Biblię Gutenberga można obejrzeć w Galerii Sztuki Średniowiecznej Muzeum Narodowego w Warszawie. Jest to jedna z pierwszych wydrukowanych w Europie książek.

Wystawa będzie trwała tylko do 23 marca. Później Biblia powróci do Muzeum Diecezji Pelplińskiej, gdzie jest przechowywana od 1959 r. Najważniejszej księdze chrześcijaństwa towarzyszą dzieła z kolekcji MNW, ukazujące historię piśmiennictwa i czytelnictwa u kresu średniowiecza. Prezentowane są malarskie i rzeźbiarskie wyobrażenia ksiąg, a także osób czytających lub piszących. Wśród tych okruchów epoki i najcenniejszym punktem wystawy jest Biblia Gutenberga.
Technologia wymyślona przez Jana Gutenberga okazała się przełomowa, ponieważ książka zaczęła stawać się towarem bardziej dostępnym. Pozwoliła też szybciej krążyć informacji i docierać do większej liczby osób. Na następny podobny przełom ludzkość musiała czekać ponad 500 lat, a był nim wynalazek cyfrowego zapisu informacji i sieci internetowej.

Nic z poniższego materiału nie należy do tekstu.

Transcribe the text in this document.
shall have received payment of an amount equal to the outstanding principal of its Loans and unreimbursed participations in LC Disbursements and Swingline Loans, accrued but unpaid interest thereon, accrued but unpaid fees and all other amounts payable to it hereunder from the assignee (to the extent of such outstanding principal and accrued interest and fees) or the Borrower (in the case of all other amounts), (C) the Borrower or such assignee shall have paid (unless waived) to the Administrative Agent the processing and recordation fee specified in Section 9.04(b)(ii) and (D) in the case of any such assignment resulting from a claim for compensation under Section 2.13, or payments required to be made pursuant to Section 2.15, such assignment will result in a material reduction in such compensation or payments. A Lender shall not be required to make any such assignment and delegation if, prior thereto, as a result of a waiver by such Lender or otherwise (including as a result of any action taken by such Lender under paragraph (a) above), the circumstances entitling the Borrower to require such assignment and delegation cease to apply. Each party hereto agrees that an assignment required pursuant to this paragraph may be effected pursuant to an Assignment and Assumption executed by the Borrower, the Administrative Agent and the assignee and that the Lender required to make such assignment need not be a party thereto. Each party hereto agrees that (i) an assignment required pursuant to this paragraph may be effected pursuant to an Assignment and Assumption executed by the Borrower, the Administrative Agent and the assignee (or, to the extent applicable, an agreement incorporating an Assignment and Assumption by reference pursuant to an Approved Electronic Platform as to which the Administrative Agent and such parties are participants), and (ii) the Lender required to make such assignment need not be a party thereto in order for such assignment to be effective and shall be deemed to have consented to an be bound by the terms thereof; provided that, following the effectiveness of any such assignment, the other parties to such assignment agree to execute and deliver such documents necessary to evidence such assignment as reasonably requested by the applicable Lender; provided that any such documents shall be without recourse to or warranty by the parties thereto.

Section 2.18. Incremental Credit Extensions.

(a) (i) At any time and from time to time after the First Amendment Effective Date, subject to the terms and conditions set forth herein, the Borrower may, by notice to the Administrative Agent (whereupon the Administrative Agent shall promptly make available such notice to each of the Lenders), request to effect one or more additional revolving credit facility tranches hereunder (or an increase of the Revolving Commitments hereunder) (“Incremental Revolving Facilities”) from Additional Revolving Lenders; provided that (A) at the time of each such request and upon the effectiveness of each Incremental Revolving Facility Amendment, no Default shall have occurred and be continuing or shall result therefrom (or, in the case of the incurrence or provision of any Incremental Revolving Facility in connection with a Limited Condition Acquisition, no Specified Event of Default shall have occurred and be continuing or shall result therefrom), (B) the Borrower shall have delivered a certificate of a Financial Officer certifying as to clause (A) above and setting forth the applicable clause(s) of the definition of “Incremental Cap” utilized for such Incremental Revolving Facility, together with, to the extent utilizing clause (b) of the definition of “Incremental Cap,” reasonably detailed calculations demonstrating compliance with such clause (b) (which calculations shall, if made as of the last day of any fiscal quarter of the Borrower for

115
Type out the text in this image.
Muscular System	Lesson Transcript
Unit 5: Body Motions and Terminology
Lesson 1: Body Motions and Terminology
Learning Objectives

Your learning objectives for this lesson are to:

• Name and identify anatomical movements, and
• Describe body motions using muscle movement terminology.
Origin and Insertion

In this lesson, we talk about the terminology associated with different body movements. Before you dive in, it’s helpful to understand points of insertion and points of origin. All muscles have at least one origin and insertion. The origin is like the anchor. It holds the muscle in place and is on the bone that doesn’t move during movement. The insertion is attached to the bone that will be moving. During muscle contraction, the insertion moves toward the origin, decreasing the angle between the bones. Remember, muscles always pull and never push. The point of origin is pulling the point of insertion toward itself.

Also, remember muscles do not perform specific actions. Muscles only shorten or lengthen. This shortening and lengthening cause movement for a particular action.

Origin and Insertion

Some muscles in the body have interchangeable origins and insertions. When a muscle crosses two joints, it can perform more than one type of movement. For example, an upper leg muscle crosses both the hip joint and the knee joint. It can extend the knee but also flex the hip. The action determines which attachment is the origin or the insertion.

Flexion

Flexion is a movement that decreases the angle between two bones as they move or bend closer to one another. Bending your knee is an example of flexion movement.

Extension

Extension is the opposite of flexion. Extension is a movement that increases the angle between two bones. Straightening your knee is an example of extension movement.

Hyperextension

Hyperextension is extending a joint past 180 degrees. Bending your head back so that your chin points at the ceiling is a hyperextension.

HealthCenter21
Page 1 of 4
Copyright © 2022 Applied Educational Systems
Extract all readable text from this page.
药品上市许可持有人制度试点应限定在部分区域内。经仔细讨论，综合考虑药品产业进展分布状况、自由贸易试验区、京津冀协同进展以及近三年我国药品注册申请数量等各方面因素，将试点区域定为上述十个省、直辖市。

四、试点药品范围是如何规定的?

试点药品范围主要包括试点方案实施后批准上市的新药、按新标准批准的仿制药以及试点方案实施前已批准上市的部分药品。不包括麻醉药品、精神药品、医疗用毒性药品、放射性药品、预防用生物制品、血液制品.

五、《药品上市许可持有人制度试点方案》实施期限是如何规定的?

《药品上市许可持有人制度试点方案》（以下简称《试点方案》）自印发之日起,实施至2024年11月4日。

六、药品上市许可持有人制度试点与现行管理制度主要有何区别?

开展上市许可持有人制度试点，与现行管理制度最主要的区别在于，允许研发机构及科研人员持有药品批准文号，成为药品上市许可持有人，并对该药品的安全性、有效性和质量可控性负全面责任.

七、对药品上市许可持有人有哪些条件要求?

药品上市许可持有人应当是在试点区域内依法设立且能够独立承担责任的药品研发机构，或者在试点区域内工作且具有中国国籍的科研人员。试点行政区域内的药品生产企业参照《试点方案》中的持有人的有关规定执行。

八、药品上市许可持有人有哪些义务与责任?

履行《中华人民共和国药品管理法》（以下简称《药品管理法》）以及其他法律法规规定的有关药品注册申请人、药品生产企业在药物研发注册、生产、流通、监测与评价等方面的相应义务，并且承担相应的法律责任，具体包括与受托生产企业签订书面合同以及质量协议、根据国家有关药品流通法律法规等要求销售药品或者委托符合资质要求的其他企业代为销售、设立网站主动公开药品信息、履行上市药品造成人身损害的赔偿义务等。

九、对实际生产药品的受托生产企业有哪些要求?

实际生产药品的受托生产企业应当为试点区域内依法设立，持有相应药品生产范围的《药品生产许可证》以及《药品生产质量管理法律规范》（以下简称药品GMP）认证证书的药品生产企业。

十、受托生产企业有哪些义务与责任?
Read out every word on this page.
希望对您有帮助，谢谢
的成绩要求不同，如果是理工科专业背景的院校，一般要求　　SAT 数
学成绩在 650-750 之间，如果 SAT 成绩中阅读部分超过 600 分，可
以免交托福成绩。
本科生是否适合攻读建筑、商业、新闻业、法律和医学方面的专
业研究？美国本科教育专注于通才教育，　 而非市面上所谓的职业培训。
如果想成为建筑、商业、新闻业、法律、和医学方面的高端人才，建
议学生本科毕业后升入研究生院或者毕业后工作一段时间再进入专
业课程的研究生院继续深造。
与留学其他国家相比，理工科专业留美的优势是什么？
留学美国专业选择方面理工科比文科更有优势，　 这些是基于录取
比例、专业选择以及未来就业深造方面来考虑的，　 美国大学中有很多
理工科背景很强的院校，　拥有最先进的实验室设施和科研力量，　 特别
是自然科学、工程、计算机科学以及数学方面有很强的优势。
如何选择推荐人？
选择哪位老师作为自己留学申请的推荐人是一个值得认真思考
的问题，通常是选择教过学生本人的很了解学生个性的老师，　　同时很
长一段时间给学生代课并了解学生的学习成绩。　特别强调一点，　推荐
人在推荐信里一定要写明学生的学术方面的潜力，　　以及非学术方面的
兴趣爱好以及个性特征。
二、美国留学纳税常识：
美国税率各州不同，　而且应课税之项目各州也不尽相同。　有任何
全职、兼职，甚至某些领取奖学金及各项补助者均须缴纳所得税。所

Do naszych czasów przetrwało 50 egzemplarzy Biblii Gutenberga, w większości niekompletnych. Dwa pelplińskie tomy należą do najlepiej zachowanych, brakuje tylko jednej karty, a dokładnie dwóch stron z Apokalipsy św. Jana. Biblia została zakupiona przez bp. Mikołaja Chrapickiego dla jego biblioteki w stolicy biskupiej w Chełmnie. W 1502 r. ofiarowano ją zgromadzeniu franciszkanów obserwantów, zwanych na ziemiach polskich bernardynami, z klasztoru w Lubawie. Po kasacie tego klasztoru w XIX w. trafiła do seminarium duchownego w Pelplinie. Tam dokonano identyfikacji egzemplarza jako pochodzącego z pracowni mistrza z Moguncji i przechowano do czasów niepodległej Polski.
Latem 1939 r. w obliczu nadciągającej wojny podjęto decyzję, aby wywieźć najcenniejsze eksponaty z polskich zbiorów. Obok arrasów znalazła się tam pelplińska Biblia Gutenberga, została przywieziona w walizce do Warszawy przez ks. Antoniego Liedtke. Rozpoczęta 3 września 1939 r. bolesna tułaczka skarbów kultury polskiej wiodła na wschód przez obszar Polski ogarniany pożogą wojenną i dalej przez Rumunię, Francję, Wielką Brytanię do Kanady. Tam bezcenny zabytek dotarł w lipcu 1940 r. Dzięki staraniom kilku osób udało się uniknąć większych zniszczeń. Jednocześnie Niemcy z wielkim zaangażowaniem poszukiwali pelplińskiego egzemplarza Biblii. Na szczęście bezskutecznie.
– W okresie pewnego złagodzenia reżimu komunistycznego, który rozpoczął się w 1956 r., Biblia wśród innych przedmiotów powróciła do Polski. Autorytetowi prymasa Stefana Wyszyńskiego zawdzięczamy, że władze PRL zwróciły obydwa tomy diecezji pelplińskiej. Tam przechowywane są do dziś w Muzeum Diecezjalnym w Pelplinie – powiedział „Idziemy” ks. Krystian Feddek, dyrektor tej placówki. Od 1959 r. Biblia Gutenberga była dostępna dla zwiedzających; przez krótki czas pokaz miał miejsce w Warszawie.
Jest to jedyny w Polsce egzemplarz pełnego wydania łacińskiego Pisma Świętego – Wulgaty, wykonanego w Moguncji przez Gutenberga w latach 1452–1455. Wydanie jest dwutomowe. Wolumeny mają 324 i 316 dwustronnie drukowanych kart. Tekst jest ułożony w dwóch szpaltach i 42 wierszach na stronie. Jest zdobiony różnobarwnymi inicjałami i złoceniami. Oba tomy są oprawione w dębowe deski powleczone koźlą skórą o licznych wytłoczeniach i ornamentach. Właśnie od takich desek pochodzi powiedzenie o czytaniu książek od deski do deski. Druk był wykonany na papierze za pomocą prasy drukarskiej i ruchomych czcionek, innowacyjnych konstrukcji Gutenberga. Wykonano ok. 180 takich egzemplarzy; większość wydrukowano na papierze, a kilkadziesiąt najbardziej ozdobnych – na pergaminie. W obydwu tomach liczba liczba pojedynczych znaków pisarskich przekracza 4,5 mln.